The West Coast was home to 112,000 of the 127,000 Japanese Americans living in the continental United States at the time of the Pearl Harbor assault. Around 80,000 Nisei (literal translation: ‘second generation’; American-born Japanese with American citizenship) and Sansei (‘third generation’, Nisei’s offspring) were there. The rest were Issei (‘first generation’) Japanese immigrants who were ineligible for citizenship in the United States under US law.

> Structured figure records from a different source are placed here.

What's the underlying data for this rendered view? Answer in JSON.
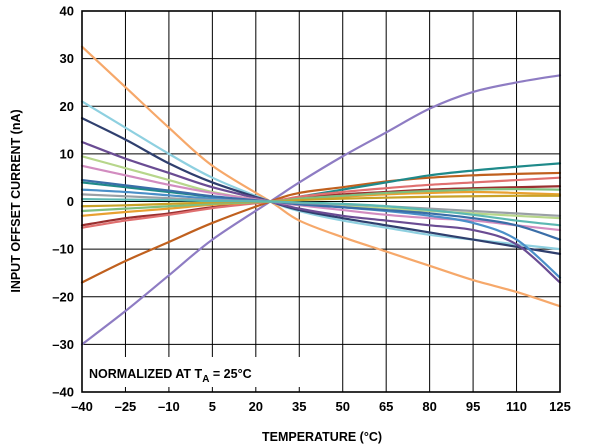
{
  "chart_data": {
    "type": "line",
    "title": "",
    "xlabel": "TEMPERATURE (°C)",
    "ylabel": "INPUT OFFSET CURRENT (nA)",
    "annotation": {
      "prefix": "NORMALIZED AT T",
      "subscript": "A",
      "suffix": " = 25°C"
    },
    "xlim": [
      -40,
      125
    ],
    "ylim": [
      -40,
      40
    ],
    "xticks": [
      -40,
      -25,
      -10,
      5,
      20,
      35,
      50,
      65,
      80,
      95,
      110,
      125
    ],
    "yticks": [
      -40,
      -30,
      -20,
      -10,
      0,
      10,
      20,
      30,
      40
    ],
    "grid": true,
    "legend": "none",
    "x": [
      -40,
      -25,
      -10,
      5,
      25,
      35,
      50,
      65,
      80,
      95,
      110,
      125
    ],
    "series": [
      {
        "color": "#8e7cc3",
        "values": [
          -30,
          -23,
          -15.5,
          -8,
          0,
          4,
          9.5,
          14.5,
          19.5,
          23,
          25,
          26.5
        ]
      },
      {
        "color": "#f6a86a",
        "values": [
          32.5,
          24,
          15.5,
          7.5,
          0,
          -4,
          -7.5,
          -10.5,
          -13.5,
          -16.5,
          -19,
          -22
        ]
      },
      {
        "color": "#c0601e",
        "values": [
          -17,
          -12.5,
          -8.5,
          -4.5,
          0,
          1.8,
          3,
          4.2,
          5,
          5.5,
          5.8,
          6
        ]
      },
      {
        "color": "#8ed0e0",
        "values": [
          21,
          15.5,
          10,
          5,
          0,
          -2,
          -4,
          -5.5,
          -7,
          -8,
          -9,
          -10
        ]
      },
      {
        "color": "#2f3f6e",
        "values": [
          17.5,
          13,
          8,
          4,
          0,
          -1.8,
          -3.5,
          -5,
          -6.5,
          -8,
          -9.5,
          -11
        ]
      },
      {
        "color": "#6a4c93",
        "values": [
          12.5,
          9,
          6,
          3,
          0,
          -1.5,
          -3,
          -4,
          -5,
          -6,
          -9,
          -17
        ]
      },
      {
        "color": "#1f8a8a",
        "values": [
          4,
          3,
          2,
          1,
          0,
          1,
          2.5,
          4,
          5.5,
          6.5,
          7.3,
          8
        ]
      },
      {
        "color": "#b7d68b",
        "values": [
          9.5,
          7,
          4.5,
          2,
          0,
          -0.5,
          -1,
          -1.5,
          -2,
          -2.5,
          -3,
          -3.5
        ]
      },
      {
        "color": "#d28cc0",
        "values": [
          7.5,
          5.5,
          3.5,
          1.8,
          0,
          -0.8,
          -1.8,
          -2.8,
          -3.5,
          -4,
          -5,
          -6
        ]
      },
      {
        "color": "#9a2f2f",
        "values": [
          -5,
          -3.5,
          -2.5,
          -1.2,
          0,
          0.8,
          1.5,
          2,
          2.5,
          2.8,
          3,
          3.2
        ]
      },
      {
        "color": "#e07070",
        "values": [
          -5.5,
          -4,
          -2.8,
          -1.4,
          0,
          1,
          2,
          2.8,
          3.5,
          4,
          4.5,
          5
        ]
      },
      {
        "color": "#4a8fc8",
        "values": [
          2.5,
          2,
          1.3,
          0.6,
          0,
          -0.5,
          -1.2,
          -2,
          -3,
          -4.5,
          -8,
          -16
        ]
      },
      {
        "color": "#e8a030",
        "values": [
          -3,
          -2.2,
          -1.5,
          -0.7,
          0,
          0.5,
          1,
          1.5,
          1.8,
          2,
          1.8,
          1.5
        ]
      },
      {
        "color": "#3a6ea8",
        "values": [
          4.5,
          3.4,
          2.3,
          1.1,
          0,
          -0.6,
          -1.2,
          -1.8,
          -2.5,
          -3.5,
          -5,
          -8
        ]
      },
      {
        "color": "#7fbf7f",
        "values": [
          -2,
          -1.5,
          -1,
          -0.5,
          0,
          0.6,
          1.2,
          1.8,
          2.2,
          2.5,
          2.6,
          2.5
        ]
      },
      {
        "color": "#9aa0a6",
        "values": [
          1.5,
          1.1,
          0.7,
          0.3,
          0,
          -0.3,
          -0.6,
          -1,
          -1.5,
          -2,
          -2.5,
          -3
        ]
      },
      {
        "color": "#c9a227",
        "values": [
          -1,
          -0.8,
          -0.5,
          -0.2,
          0,
          0.3,
          0.6,
          0.8,
          1,
          1.1,
          1.2,
          1.2
        ]
      },
      {
        "color": "#5cb8b2",
        "values": [
          0.5,
          0.4,
          0.3,
          0.1,
          0,
          -0.2,
          -0.5,
          -1,
          -1.8,
          -2.8,
          -4,
          -5
        ]
      }
    ]
  }
}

Based on local population densities and regional politics, Japanese Americans were interned in concentration camps. More than 112,000 Japanese Americans living on the West Coast were deported to internment camps in the interior. Only 1,200 to 1,800 Japanese Americans were detained in Hawaii (which was under martial law), when 150,000 or more Japanese Americans made up more than a third of the territory’s population. Though the internment was implemented to reduce a security risk that Japanese Americans were thought to pose, the scale of the internment in relation to the size of the Japanese American population far outweighed similar measures taken against German and Italian Americans, who were mostly non-citizens. Anyone with 1/16th Japanese ancestry or more was considered a candidate for internment by California. Colonel Karl Bendetsen, the program’s creator, said that everyone with “one drop of Japanese blood” was eligible.

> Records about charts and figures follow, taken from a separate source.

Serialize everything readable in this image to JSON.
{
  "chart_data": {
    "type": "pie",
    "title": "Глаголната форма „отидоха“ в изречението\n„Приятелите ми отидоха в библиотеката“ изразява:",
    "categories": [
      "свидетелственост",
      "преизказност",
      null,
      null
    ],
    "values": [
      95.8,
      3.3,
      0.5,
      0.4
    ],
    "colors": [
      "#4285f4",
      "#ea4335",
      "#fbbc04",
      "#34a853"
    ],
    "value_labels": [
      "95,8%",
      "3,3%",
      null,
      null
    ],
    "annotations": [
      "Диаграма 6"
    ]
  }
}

Two months after Pearl Harbor, Roosevelt signed Executive Order 9066, which empowered regional military commanders to declare “military regions” from which “any or all civilians may be banned.” Despite the fact that the executive order did not specifically mention Japanese Americans, it was used to declare that all people of Japanese ancestry were required to leave Alaska and the military exclusion zones from all of California, as well as parts of Oregon, Washington, and Arizona, with the exception of those internees held in government camps. The internees comprised not only people of Japanese ancestry, but also a limited number of people of German and Italian heritage, as well as Germans who were exiled from Latin America and sent to the United States. Before March 1942, over 5,000 Japanese Americans had relocated beyond the exclusion zone, while about 5,500 community leaders had been captured shortly after the Pearl Harbor assault and were thus already detained.

By supplying particular individual census data on Japanese Americans, the United States Census Bureau aided the internment activities. Despite scientific evidence to the contrary, the Bureau denied its position for decades, and its role became more commonly acknowledged by 2007. In its 1944 ruling Korematsu v. United States, the United States Supreme Court supported the validity of the removals on the Fifth Amendment’s Due Process Clause. The Court limited its judgement to the legitimacy of the exclusion orders, bypassing the problem of citizen confinement without due process, but the same day, in Ex parte Endo, the Court held that a loyal citizen could not be detained, allowing them to be released. The exclusion orders were revoked the day before the Korematsu and Endo judgements were made public.

President Jimmy Carter opened a study in the 1980s in response to rising criticism from the Japanese American Citizens League (JACL) other redress organizations to establish if the government’s decision to intern Japanese Americans in concentration camps was lawful. To investigate the camps, he formed the Commission on Wartime Relocation and Internment of Civilians (CWRIC). Personal Justice Denied, a 1983 report by the Commission, found scant evidence of Japanese disloyalty at the time and determined that the incarceration was the result of prejudice. It was suggested that the government compensate the detainees. President Ronald Reagan signed the Civil Liberties Act of 1988 into law in 1988, officially apologizing on behalf of the US government for the internment and authorizing a payment of $20,000 (equal to $44,000 in 2020) to each former internee who was still living at the time of the act’s passage. Government actions were founded on “racial prejudice, war hysteria, and a failure of political leadership,” according to the legislation. By 1992, the US government had paid out more than $1.6 billion in reparations to 82,219 Japanese Americans who had been interned (equal to $3,500,000,000 in 2020).